Kelly often leaked stories to journalist Bill Jenkings of the, now-defunct, Sydney newspaper The Daily Mirror. He retired in 1966 as the best-known and best-regarded police officer in Sydney. In March 1966, soon after his retirement, Kelly was hired for a private investigation into the disappearance of the Beaumont children by a Sydney newspaper. He flew to Adelaide, where the South Australian Police welcomed him politely. He left after only one day.

== Reputation ==
Kelly was also legendary for "verballing" alleged criminals– coercing verbal confessions from suspects for offences they may not have committed. Kelly used the practice so effectively that barrister (later Justice) Simon Isaacs nicknamed him "Verbal Kelly". Kelly acquired the "Gunner" nickname after two incidents early in his career when he drew his service revolver and fired at suspects.
He also had a talent for unorthodox approaches, such as when British gangster Billy Hill sailed into Sydney with the intention of starting a new life in Australia. Kelly was detailed to ensure that he didn't land. Hill had a legal right to enter the country. Kelly met Hill in his cabin, identified himself and told Hill that if he stepped off the ship, he would return to Britain a week later in a coffin. Hill stayed on board and returned to Britain. He never tried to visit Australia again.

By the time Kelly died in 1977, his reputation had been tarnished by serious corruption allegations. Many of the allegations were canvassed in David Hickie's 1985 book The Prince and The Premier. Hickie and others have alleged that Kelly and Detective Fred Krahe were involved in the protection rackets that fed on Sydney's then illegal abortion industry. Kelly also made "no secret" of his association with figures including abortionist Dr Reginald Stuart-Jones, illegal gaming tsars Perc Galea and Joe Taylor and leading Sydney gangsters Charles "Paddles" Anderson and Lenny McPherson. Reeves quoted a former police officer who said that Kelly "ran" McPherson as an informant for many years, According to Reeves, Kelly kept the lid on numerous crimes to reward or gain influence over McPherson and others.

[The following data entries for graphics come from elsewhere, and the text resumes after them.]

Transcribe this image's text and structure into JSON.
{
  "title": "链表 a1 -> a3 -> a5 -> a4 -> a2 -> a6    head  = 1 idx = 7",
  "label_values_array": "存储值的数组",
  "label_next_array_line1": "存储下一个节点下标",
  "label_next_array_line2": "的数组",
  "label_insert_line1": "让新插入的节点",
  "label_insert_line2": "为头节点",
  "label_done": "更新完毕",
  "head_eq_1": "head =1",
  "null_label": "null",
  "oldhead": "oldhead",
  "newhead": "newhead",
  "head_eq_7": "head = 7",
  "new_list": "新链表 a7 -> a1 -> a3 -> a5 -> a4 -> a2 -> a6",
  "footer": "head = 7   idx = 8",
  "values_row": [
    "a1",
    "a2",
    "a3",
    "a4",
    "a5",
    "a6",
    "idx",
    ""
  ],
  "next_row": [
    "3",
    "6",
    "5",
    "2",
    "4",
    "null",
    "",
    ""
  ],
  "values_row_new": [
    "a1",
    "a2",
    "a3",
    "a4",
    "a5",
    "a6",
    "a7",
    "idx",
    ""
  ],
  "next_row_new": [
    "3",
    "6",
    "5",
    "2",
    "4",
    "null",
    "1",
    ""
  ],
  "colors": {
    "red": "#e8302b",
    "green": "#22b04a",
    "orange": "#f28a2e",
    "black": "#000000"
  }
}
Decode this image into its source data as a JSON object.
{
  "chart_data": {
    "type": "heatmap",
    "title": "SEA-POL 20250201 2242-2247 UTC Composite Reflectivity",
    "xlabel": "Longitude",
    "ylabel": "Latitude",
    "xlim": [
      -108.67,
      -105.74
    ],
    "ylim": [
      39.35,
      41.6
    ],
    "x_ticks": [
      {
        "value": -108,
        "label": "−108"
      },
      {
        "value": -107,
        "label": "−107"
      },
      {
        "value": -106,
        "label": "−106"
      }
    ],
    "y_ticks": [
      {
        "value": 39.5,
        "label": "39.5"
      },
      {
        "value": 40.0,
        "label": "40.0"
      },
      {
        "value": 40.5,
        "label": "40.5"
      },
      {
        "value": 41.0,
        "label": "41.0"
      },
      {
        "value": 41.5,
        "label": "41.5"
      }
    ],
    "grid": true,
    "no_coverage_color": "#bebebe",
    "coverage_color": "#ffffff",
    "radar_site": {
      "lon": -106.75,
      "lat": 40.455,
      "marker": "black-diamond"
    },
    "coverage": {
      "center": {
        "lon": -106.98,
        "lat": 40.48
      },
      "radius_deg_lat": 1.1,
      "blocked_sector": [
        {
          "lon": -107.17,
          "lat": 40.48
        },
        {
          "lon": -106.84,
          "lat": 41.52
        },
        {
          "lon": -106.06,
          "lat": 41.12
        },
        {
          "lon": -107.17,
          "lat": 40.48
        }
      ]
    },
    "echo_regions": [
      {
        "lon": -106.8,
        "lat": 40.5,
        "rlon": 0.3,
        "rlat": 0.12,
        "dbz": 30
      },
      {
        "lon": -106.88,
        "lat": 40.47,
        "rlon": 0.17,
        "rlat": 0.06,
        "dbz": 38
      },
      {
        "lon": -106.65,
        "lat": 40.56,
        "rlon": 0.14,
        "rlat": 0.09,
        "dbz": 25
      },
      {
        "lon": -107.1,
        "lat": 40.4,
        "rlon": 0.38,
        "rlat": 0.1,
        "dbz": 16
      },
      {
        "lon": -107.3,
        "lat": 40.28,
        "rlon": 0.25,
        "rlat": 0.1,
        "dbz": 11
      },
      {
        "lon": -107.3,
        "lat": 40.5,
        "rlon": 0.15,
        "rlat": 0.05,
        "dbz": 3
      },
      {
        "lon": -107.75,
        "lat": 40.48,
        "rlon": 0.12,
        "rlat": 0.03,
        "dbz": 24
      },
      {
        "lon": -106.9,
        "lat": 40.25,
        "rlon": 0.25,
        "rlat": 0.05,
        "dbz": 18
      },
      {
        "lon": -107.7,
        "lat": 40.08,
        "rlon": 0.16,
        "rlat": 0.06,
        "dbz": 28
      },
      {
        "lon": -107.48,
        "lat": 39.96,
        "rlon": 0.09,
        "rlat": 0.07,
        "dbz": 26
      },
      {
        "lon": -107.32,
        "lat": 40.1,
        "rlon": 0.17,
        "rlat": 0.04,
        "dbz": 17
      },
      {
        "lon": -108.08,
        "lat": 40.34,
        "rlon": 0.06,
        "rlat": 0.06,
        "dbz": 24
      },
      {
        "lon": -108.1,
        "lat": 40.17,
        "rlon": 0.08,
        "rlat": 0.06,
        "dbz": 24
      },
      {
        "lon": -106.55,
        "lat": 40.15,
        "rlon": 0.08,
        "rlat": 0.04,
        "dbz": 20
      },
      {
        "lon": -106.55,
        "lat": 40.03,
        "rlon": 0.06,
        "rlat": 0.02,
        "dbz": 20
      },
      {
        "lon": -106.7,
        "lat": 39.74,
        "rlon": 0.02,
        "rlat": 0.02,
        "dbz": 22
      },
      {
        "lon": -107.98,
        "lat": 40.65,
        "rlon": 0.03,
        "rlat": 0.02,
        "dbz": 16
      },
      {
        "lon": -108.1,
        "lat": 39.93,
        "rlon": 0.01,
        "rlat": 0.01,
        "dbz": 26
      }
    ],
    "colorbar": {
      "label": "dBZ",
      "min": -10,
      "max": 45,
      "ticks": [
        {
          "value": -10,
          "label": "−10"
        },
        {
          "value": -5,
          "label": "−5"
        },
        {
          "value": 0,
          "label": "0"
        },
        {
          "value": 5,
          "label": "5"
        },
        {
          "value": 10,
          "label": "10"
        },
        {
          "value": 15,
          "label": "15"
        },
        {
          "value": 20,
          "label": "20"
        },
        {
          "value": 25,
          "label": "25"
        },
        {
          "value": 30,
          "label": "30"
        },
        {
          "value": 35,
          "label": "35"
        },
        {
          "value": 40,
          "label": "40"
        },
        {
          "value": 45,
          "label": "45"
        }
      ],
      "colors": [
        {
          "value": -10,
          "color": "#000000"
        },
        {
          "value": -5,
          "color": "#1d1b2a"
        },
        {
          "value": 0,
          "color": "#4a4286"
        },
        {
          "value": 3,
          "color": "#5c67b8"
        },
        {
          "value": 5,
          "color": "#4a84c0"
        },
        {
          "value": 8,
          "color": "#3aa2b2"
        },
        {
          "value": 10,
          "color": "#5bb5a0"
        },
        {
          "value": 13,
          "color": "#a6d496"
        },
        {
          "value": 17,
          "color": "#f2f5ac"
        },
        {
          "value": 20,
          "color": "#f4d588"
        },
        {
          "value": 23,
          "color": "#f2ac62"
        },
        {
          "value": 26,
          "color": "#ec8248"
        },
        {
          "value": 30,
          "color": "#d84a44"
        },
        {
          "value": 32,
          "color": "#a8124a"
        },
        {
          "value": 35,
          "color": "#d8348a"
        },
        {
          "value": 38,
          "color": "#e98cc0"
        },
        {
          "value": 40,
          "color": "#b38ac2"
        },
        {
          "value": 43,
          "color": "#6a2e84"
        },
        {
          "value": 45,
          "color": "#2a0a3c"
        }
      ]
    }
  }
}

He learned early in his career that he could exert a powerful influence over criminal activities by setting up underworld killings of criminals who could not be controlled by other means.

==Honours ==
Kelly was awarded an MBE in 1975 on the advice of controversial NSW Premier Robert Askin. By this time he was reputed to be the part-owner of an illegal casino in Gosford, New South Wales in partnership with the then NSW Police Commissioner Fred Hanson. He was later found to be one of the most corrupt police officers in Australia by the Wood Royal Commission in 1997 into police corruption, which described Kelly's involvement in the Mr. Asia organized crime syndicate.

==Death ==
Kelly died in Sydney of natural causes on 11 August 1977.